||More about Richmond's Black Residents
Many of Richmond’s black residents — both slaves and more than 2,500 free blacks — enjoyed a slightly higher degree of freedom here than they might have in a more rural setting.
A large percentage of Richmond’s slave population was “hired out” by country owners for labor in the city. In many cases, slaves lived independently. They were free to find their own lodging, make the most of their own time and earn money with overtime work.
But, wary of this “at large” slave population and thousands of free blacks, city leaders restricted their freedom with the enforcement of laws that, among other things, barred all blacks from riding in carriages and carrying canes on the street. Blacks were forced to disperse within 30 minutes of church services and were made to carry their papers at all times. Those violating these laws were subject to penalties including whipping and, for the free blacks, being sold into slavery.

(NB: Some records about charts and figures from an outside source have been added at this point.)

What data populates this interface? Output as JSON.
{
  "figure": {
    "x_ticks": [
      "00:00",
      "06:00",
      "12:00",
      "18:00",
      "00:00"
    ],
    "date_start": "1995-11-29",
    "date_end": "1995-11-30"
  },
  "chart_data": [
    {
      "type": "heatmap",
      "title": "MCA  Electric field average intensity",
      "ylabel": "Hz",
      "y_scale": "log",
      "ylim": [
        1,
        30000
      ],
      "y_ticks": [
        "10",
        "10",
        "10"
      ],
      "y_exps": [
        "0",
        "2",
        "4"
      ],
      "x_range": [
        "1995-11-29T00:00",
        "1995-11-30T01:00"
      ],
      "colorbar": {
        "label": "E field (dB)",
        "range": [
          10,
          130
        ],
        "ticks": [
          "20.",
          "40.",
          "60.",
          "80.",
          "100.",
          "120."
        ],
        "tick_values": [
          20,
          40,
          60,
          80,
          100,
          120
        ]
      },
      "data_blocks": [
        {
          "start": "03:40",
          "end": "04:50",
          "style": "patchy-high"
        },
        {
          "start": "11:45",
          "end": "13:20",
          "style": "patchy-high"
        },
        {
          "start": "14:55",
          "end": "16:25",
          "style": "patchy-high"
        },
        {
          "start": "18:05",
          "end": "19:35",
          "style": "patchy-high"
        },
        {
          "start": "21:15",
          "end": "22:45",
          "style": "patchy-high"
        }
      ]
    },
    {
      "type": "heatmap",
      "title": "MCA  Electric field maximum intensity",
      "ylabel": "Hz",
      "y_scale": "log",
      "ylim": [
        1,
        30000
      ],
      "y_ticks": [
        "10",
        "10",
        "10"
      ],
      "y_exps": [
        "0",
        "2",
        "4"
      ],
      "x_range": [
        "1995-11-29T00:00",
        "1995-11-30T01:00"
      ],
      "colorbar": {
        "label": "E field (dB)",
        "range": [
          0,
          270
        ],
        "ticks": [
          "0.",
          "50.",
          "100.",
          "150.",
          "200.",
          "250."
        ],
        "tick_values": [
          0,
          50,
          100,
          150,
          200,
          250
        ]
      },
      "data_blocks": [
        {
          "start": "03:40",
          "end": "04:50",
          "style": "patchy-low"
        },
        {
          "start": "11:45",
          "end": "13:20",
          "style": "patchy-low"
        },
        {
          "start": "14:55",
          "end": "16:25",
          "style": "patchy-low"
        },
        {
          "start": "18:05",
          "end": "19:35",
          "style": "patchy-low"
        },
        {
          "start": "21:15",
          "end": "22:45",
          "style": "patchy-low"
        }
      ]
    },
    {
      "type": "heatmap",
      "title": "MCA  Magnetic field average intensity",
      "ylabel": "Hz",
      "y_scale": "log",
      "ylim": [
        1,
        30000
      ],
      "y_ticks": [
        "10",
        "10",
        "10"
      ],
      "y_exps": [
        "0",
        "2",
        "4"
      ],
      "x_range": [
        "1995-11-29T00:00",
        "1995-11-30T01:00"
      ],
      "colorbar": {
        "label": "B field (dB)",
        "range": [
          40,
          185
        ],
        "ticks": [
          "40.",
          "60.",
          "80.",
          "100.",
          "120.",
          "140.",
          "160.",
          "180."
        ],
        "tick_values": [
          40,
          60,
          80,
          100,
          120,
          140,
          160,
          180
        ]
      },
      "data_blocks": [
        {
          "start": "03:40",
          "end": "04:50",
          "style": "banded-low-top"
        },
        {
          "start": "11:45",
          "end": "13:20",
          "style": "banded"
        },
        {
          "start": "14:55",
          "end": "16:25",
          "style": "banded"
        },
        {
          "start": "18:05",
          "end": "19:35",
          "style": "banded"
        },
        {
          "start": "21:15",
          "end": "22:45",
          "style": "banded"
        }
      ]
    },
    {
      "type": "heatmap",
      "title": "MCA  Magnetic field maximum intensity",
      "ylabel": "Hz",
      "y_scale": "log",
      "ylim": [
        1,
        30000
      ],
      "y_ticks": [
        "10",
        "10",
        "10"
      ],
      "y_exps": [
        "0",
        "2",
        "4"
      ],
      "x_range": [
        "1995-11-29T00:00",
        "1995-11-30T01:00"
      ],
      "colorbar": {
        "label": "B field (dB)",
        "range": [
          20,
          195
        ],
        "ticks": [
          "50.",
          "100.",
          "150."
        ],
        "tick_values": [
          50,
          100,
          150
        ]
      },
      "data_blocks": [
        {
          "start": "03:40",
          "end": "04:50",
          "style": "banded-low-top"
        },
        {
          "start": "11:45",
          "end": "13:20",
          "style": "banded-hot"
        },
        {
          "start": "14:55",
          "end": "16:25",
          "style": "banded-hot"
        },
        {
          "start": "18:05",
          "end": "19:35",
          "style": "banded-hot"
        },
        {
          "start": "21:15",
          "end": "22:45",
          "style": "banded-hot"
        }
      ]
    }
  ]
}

More than half of Richmond’s slaves labored in the city’s tobacco warehouses and factories. However, many others, free and slave, worked in virtually every industrial enterprise in Richmond, in many cases holding important skilled positions. Many — slave and free — worked as barbers, teamsters, carpenters, masons, blacksmiths, housemaids and cooks. Some free blacks owned their own shops and a few owned slaves of their own.
The war created a shortage of white workers, and blacks were called to fill the gap. The Tredegar Iron Works alone hired more than 1,000 slaves during the war.
More about the Exchange Hotel
Advertisement in the March 26, 1861, Richmond Dispatch:
To remain in, or near the city, an able young negro man, about twenty-two years of age, also, a woman, good Cook and Washer, about forty-five years old, and a good Teamster, (not restricted to the city) for sale or for hire the balance of the year.
Apply at once to E.A. Cocke,
Office on 14th st., Exchange Hotel Building.
One of the finest hotels in Richmond for decades, the Exchange once hosted a post office, reading room, baths, stores — and at least one slave auctioneer’s headquarters. In the 1850s, John Ballard bought the Exchange and built the Ballard House across the street. The merged hotels then were connected with a walkway over Franklin Street. Among the guests and visitors at the Exchange Hotel prior to the war were Charles Dickens, Edgar Allan Poe, songstress Jenny Lind, and the Prince of Wales, later King Edward VII.
Many Confederate notables, including Robert E. Lee, chose the Exchange during post-war visits to the city.
The Reconciliation Statue
Artist: Stephen Broadbent
Dedicated in 2007, this memorial stands very near the heart of Richmond’s slave market before and during the war.
The triangle represents the regret of three communities that were involved in the slave trade: Richmond; Liverpool, England; and Benin, West Africa. Identical statures are located in all three places.
More about Masonic Hall
This is the oldest Masonic structure built for that purpose in the United States. John Marshall, George Washington and the Marquis de Lafayette were visitors here. The building served as a hospital during the War of 1812. One of the largest meeting places in Richmond before the war, the Mason’s Hall was rented for various community events, including an exhibition by tightrope acrobats.